Ao chegar nesta terra em 17 de dezembro de 1968, aos 20 anos de idade ele jamais poderia imaginar que exatamente 45 anos mais tarde, estaria sendo o centro das atenções políticas, mesmo fora do poder, e observar seus adversários se engalfinhando e perdendo todo o apoio, a confiança e a credibilidade popular conquistados nas eleições de 2012.

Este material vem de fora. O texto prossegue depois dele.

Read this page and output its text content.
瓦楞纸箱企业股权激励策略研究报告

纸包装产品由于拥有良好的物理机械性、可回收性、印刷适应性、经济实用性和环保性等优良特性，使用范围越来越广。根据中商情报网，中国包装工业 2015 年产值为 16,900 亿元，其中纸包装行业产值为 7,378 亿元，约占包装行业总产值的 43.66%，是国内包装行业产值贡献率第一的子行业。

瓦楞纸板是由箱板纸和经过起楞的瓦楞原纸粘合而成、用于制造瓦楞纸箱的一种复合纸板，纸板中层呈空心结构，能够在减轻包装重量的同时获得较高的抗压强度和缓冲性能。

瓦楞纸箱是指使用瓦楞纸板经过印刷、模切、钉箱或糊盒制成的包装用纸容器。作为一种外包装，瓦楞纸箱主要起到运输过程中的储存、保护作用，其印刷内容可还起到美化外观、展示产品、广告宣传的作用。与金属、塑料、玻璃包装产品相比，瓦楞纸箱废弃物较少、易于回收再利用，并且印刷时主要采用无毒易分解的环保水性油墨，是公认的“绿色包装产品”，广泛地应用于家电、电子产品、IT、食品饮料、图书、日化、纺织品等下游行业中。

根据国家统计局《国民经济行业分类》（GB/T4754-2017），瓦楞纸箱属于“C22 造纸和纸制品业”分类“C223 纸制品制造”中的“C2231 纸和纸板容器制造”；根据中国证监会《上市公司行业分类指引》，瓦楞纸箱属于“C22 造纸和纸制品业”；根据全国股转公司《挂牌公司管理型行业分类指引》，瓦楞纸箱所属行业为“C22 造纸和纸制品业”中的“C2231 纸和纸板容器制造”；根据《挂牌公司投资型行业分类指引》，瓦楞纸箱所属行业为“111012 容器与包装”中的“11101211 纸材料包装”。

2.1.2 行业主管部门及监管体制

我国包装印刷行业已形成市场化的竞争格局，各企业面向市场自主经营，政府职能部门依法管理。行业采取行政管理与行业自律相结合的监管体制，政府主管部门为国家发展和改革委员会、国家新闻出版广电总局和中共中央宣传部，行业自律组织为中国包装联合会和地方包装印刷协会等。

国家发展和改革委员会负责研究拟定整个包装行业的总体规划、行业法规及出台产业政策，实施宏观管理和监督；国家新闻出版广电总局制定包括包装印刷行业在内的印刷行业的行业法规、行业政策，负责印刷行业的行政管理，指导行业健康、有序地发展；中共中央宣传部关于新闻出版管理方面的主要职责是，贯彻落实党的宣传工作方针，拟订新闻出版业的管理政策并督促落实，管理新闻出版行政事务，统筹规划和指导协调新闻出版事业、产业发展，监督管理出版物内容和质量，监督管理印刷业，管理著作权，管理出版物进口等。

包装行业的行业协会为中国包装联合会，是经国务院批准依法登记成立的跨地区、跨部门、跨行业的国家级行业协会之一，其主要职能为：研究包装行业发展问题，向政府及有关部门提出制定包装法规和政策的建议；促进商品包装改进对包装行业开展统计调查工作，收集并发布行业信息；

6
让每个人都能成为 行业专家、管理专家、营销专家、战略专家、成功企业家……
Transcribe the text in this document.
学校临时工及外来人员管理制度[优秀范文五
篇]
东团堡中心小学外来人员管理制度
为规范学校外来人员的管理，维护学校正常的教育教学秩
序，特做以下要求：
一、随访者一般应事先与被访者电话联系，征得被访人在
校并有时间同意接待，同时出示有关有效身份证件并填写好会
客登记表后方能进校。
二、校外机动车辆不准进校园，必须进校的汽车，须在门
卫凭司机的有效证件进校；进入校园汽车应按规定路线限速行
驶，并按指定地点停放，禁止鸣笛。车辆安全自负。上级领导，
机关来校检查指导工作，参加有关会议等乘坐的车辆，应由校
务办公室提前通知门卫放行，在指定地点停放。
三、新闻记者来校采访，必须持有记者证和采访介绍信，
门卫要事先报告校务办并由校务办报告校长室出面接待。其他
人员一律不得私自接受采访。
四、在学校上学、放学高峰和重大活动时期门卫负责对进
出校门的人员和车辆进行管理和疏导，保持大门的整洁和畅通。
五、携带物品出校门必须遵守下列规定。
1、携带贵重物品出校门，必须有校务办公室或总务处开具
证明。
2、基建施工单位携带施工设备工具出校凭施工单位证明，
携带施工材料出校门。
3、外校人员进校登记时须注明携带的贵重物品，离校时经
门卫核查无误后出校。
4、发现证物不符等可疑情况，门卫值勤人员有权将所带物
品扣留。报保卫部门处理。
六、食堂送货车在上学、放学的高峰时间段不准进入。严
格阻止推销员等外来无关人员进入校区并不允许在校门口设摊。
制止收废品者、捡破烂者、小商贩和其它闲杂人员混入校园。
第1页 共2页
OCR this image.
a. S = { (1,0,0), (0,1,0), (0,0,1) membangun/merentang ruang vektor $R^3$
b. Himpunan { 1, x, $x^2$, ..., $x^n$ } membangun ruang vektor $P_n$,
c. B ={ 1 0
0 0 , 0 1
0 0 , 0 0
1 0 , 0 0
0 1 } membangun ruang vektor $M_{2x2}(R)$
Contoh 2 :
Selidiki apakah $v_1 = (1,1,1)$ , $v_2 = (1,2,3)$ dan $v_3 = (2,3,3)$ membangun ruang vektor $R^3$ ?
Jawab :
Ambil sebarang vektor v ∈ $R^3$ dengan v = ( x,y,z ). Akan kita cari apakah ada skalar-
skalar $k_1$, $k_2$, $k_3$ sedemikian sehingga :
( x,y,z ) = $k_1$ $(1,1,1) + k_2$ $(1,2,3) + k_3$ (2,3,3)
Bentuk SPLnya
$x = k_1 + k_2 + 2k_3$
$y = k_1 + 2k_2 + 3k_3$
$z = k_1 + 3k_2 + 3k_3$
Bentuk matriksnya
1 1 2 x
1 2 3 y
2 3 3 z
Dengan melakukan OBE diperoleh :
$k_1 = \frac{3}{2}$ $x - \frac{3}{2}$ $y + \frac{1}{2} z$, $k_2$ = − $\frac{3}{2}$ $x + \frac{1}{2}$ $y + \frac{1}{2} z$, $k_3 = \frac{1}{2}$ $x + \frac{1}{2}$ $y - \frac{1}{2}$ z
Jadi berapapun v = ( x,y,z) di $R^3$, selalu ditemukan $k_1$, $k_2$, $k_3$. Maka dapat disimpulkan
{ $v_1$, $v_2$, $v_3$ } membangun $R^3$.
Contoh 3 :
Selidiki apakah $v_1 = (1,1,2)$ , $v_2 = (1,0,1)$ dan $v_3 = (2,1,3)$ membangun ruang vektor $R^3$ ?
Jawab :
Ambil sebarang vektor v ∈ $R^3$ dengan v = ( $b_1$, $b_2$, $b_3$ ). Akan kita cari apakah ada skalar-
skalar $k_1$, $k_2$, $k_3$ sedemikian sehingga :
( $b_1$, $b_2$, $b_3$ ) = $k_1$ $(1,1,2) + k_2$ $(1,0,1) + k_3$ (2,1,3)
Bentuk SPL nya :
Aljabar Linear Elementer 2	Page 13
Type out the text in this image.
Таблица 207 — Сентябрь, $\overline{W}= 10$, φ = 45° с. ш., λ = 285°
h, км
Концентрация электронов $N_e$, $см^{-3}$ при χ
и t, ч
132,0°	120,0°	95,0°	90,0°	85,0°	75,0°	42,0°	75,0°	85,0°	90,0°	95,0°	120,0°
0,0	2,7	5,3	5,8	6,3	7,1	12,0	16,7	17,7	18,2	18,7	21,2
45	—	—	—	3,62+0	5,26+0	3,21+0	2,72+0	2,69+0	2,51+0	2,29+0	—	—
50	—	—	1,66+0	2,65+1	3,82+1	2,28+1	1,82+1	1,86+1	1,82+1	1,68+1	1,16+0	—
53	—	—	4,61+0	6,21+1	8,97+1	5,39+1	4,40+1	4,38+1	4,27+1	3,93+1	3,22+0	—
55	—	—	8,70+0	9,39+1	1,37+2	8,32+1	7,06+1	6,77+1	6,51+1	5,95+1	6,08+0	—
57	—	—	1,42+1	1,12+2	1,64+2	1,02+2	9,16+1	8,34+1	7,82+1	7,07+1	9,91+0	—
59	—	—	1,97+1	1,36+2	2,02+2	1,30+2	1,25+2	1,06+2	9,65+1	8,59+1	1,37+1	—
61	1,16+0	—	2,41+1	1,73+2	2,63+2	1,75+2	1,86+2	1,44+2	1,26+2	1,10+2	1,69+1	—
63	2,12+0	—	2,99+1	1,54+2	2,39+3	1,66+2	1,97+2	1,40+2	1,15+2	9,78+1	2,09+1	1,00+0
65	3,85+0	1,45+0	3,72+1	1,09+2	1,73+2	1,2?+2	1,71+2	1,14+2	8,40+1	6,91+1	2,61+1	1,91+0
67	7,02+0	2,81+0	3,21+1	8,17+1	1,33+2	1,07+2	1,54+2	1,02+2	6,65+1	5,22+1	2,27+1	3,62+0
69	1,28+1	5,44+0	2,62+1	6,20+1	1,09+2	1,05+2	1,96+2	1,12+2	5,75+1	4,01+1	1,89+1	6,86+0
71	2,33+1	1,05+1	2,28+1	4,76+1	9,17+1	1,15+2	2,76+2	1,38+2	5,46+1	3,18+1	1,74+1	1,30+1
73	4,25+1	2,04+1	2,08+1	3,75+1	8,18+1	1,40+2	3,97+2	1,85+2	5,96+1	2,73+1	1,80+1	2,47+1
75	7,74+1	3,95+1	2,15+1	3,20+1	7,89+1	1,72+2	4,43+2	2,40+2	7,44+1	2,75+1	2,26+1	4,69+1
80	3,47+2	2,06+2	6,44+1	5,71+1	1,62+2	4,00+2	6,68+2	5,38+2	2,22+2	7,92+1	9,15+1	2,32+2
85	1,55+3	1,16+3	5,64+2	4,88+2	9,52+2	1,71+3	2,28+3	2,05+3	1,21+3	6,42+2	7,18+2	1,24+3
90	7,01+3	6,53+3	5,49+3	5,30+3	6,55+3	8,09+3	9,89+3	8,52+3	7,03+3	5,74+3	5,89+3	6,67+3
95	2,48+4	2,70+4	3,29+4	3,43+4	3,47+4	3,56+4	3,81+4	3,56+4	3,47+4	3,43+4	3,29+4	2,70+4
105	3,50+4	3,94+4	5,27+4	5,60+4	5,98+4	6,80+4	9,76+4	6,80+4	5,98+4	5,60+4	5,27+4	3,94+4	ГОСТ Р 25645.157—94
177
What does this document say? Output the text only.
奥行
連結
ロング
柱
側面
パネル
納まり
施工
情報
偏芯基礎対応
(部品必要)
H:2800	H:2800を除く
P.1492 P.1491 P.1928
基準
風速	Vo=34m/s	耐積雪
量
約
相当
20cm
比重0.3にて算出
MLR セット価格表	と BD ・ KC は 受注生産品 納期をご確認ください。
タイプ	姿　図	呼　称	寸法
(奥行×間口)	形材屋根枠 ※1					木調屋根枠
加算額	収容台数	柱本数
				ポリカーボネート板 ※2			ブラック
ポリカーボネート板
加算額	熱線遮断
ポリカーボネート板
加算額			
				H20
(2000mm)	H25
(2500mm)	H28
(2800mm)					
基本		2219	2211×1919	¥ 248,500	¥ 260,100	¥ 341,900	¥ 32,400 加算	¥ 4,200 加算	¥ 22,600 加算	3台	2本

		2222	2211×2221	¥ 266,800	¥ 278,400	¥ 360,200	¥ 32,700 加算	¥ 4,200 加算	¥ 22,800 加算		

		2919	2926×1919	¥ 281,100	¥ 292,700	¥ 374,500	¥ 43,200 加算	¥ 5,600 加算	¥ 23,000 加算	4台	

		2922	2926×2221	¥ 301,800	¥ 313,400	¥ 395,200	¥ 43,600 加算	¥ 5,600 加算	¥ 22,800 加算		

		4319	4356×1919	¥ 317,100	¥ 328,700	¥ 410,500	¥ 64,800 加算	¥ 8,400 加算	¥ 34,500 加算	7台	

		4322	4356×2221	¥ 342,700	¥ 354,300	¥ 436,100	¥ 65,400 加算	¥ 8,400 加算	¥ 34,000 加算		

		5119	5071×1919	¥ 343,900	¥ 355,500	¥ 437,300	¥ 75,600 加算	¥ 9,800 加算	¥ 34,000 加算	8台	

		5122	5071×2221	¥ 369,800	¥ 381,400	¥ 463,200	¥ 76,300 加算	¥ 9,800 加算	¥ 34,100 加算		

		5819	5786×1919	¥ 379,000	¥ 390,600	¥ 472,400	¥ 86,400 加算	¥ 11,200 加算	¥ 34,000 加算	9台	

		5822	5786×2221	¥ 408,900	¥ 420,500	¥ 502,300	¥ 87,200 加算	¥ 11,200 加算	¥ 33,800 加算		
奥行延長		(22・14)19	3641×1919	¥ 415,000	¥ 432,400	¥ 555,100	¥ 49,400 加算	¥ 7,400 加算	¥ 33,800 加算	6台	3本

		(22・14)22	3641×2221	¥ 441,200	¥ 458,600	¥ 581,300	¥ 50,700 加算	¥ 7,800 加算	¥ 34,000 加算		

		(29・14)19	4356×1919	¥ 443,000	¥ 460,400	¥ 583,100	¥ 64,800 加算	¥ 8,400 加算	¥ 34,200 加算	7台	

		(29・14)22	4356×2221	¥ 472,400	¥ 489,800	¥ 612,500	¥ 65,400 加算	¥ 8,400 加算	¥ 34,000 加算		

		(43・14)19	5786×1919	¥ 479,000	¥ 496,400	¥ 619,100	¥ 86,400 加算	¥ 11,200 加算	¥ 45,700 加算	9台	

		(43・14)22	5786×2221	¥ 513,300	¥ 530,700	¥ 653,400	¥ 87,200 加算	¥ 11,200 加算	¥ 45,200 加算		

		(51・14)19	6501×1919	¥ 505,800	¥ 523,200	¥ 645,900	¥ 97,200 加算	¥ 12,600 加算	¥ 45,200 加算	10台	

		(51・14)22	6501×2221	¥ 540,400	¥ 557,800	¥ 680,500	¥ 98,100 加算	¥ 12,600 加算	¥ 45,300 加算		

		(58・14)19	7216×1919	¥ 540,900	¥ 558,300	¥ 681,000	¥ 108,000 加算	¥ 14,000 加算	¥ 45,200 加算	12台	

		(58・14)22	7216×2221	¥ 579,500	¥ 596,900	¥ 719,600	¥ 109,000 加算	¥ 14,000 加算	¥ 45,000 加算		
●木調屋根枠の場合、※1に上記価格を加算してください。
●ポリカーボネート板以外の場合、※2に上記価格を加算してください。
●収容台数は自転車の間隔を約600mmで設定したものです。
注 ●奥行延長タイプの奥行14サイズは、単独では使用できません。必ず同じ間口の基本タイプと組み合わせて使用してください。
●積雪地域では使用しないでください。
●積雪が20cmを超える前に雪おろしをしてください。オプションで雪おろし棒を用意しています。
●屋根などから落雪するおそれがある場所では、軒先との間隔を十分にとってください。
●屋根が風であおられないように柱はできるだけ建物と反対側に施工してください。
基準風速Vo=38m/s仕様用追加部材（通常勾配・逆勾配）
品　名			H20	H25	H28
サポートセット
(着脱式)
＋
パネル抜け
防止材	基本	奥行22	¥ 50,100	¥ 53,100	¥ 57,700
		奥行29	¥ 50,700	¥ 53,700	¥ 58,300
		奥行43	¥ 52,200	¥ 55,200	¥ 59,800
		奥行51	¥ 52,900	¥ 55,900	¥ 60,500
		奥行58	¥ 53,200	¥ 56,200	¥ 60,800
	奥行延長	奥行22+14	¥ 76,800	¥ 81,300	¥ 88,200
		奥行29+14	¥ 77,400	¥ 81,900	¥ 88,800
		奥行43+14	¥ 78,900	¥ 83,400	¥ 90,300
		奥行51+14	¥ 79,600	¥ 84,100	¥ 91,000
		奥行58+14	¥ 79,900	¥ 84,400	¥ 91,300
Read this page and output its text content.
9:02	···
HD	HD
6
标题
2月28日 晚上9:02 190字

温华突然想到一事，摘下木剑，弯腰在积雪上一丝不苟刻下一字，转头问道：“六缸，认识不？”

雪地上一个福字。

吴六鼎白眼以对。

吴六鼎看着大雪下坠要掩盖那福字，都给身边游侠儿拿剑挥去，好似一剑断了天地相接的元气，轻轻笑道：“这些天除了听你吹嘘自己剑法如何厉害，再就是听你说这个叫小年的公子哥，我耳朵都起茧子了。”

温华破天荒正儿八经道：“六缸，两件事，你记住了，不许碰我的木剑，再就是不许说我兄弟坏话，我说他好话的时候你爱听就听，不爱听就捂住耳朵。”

Com um histórico político invejado, tendo exercido o comando do município por três mandatos, Ildemar Gonçalves se destaca no cenário político local, regional e estadual, tanto que está sendo cogitado a ser indicado candidato a vice governador pelo seu partido, o PSDB. Gonçalves mesmo tendo se afastado da vida pública desde 31 de dezembro de 2012, constantemente é citado nas conversas políticas de bastidores e por blogs, como se estivesse apoiando políticos, partidos ou grupos no município.
Com exclusividade e por respeito ao trabalho desenvolvido pelo Jornal do Maranhão ao longo de mais de 20 anos de jornalismo sério e comprometido com o seu leitor, Ildemar Gonçalves dedica uma parte de seu tempo a desmentir boatos, opinar sobre a atual situação política e administrativa de Açailândia e esclarecer o público sobre o contexto das eleições de outubro próximo.


“Eu posso ter todo defeito, pode me chamar de preto, analfabeto, do que quiserem, mas eles não podem dizer que eu traí ninguém. Se eu fizesse isso (apoiar Gleide Santos) eu estaria traindo o povo de Açailândia”.

“Se tem alguém que está habilitado para combater esse desastre hoje, que é a administração pública, é o fórum, através dos juízes e promotores, e a Câmara de Vereadores. São eles que detém do voto da população para olhar o patrimônio público de Açailândia, não é o Ildemar”.
“Por isso precisamos ter juízo, pois estamos comprometendo o futuro dessa criançada que está nascendo. Eu atribuo a culpa a estes grupos, que apoiaram a prefeita, e a prefeita, que não tem juízo suficiente para administrar o nosso município”.

“Agora correspondente ao Juscelino eu jamais cuspi em prato que como, Juscelino foi uma pessoa que andou comigo, aonde eu ia eu levava ele, e eu não tenho nenhuma dúvida do trabalho que ele prestou comigo, agora não sou eu que tenho que avaliar se ele tem condições de tomar conta dessa responsabilidade ou não.”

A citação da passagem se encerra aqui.